The suitability phase falls outside the scope of this review but is nevertheless vital for developing and implementing the digital scribe. One research group has published several studies investigating which parts of a clinical conversation are relevant for creating a summary and how physicians see the potential role of a digital scribe53,54. These studies should be the starting point for researchers and developers working on a digital scribe.

Strengths and limitations

The current work is the first effort to review all available literature on developing a digital scribe. We believe our search strategy was complete, leading to a comprehensive and focused scope of the digital scribe’s current research body. By adding the company’s data, we create a broader overview than just the digital scribe’s scientific status. However, this data is unpublished, which means we have to trust the company in providing us with legitimate data. We hope this review is an encouragement for other companies to study their digital scribes scientifically.

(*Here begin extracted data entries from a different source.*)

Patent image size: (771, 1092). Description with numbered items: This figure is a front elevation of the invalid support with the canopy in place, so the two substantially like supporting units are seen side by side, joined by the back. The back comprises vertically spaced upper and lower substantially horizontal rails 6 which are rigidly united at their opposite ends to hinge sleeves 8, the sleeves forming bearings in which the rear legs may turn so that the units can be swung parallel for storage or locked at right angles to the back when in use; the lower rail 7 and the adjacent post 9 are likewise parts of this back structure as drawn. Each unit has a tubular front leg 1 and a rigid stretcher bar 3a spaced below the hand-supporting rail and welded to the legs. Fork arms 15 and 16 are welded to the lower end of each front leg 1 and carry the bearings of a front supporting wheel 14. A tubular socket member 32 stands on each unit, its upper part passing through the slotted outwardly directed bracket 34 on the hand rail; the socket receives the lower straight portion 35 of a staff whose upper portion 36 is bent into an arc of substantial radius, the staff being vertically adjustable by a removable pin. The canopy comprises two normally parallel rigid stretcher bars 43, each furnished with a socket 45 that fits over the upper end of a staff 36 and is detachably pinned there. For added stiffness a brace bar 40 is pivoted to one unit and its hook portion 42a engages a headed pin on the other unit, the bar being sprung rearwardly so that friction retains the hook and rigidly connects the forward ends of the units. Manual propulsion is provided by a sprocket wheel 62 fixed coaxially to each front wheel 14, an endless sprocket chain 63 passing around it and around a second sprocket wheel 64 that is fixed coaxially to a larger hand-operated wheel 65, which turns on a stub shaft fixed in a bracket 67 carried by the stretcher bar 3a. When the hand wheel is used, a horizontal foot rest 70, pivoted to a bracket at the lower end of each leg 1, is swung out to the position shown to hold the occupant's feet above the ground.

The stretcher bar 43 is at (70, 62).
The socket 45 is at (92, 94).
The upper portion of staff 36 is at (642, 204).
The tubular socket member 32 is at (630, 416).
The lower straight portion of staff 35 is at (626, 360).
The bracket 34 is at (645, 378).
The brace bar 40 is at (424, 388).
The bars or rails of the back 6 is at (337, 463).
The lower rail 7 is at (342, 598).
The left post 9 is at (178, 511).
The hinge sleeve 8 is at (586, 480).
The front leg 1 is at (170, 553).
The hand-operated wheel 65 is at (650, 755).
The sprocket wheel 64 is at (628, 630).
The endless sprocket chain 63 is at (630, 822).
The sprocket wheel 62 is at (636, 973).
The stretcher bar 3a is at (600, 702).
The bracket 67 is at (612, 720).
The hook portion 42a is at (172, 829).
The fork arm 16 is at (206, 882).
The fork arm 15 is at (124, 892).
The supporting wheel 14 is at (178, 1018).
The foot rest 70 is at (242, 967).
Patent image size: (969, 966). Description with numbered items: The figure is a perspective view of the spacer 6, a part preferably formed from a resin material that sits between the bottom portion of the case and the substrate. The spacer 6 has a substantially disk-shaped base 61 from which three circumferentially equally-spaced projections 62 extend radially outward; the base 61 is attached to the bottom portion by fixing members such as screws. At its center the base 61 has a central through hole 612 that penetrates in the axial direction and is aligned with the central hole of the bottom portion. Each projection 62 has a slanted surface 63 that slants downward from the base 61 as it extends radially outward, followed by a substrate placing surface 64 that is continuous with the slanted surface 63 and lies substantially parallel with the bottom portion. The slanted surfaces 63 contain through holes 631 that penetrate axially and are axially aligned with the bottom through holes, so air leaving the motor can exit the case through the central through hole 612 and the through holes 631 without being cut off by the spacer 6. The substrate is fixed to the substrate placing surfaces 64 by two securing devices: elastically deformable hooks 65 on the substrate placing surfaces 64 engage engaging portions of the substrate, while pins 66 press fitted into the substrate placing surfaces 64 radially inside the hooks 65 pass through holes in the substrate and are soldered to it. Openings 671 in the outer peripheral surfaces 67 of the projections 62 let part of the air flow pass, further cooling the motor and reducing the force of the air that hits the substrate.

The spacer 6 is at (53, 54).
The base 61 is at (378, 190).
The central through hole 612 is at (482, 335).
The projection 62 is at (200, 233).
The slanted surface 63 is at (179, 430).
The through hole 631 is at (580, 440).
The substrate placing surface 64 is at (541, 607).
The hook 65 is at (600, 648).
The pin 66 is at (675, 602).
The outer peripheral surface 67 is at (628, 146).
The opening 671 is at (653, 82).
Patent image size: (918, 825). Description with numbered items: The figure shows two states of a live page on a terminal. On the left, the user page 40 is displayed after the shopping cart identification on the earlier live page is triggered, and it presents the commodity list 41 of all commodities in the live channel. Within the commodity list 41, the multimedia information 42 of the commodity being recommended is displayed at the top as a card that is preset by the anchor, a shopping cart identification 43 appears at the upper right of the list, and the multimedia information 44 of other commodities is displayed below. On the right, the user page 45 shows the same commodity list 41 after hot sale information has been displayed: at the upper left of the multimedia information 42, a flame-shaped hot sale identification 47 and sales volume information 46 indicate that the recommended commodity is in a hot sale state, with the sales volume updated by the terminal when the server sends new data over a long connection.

One limitation is the small amount of journal papers included in this review, as opposed to the amount of Arxiv preprints and workshop proceedings. These types of papers are often refereed very loosely. However, only including journal papers would not lead to a complete scope of this quickly evolving field.

Contacting various digital scribe companies was a first step towards gaining insight into implemented digital scribes and their performance on the different ASR and NLP tasks. Although only one company replied, we believe it is a valuable addition to this review. It indicates that their implemented digital scribe does not differ significantly in techniques or performance from the included studies’ models while already saving physicians’ time. Nevertheless, it highlights the gap between research and practice. The studies published by companies all describe techniques that are not part of a fully functional digital scribe (yet). However, none of the companies offering digital scribes have published about the technical validity, clinical validity and usability, or clinical utility of their systems.

Conclusion

Although the digital scribe field has only recently started to accelerate, the presented techniques achieve promising results. The most promising models use context-sensitive word embeddings in combination with attention-based neural networks. However, the studies on digital scribes only focus on technical validity, while companies offering digital scribes do not publish on any of the research phases. Future research should focus on more extensive reporting, iteratively studying technical validity and clinical validity and usability, and investigating the clinical utility of digital scribes.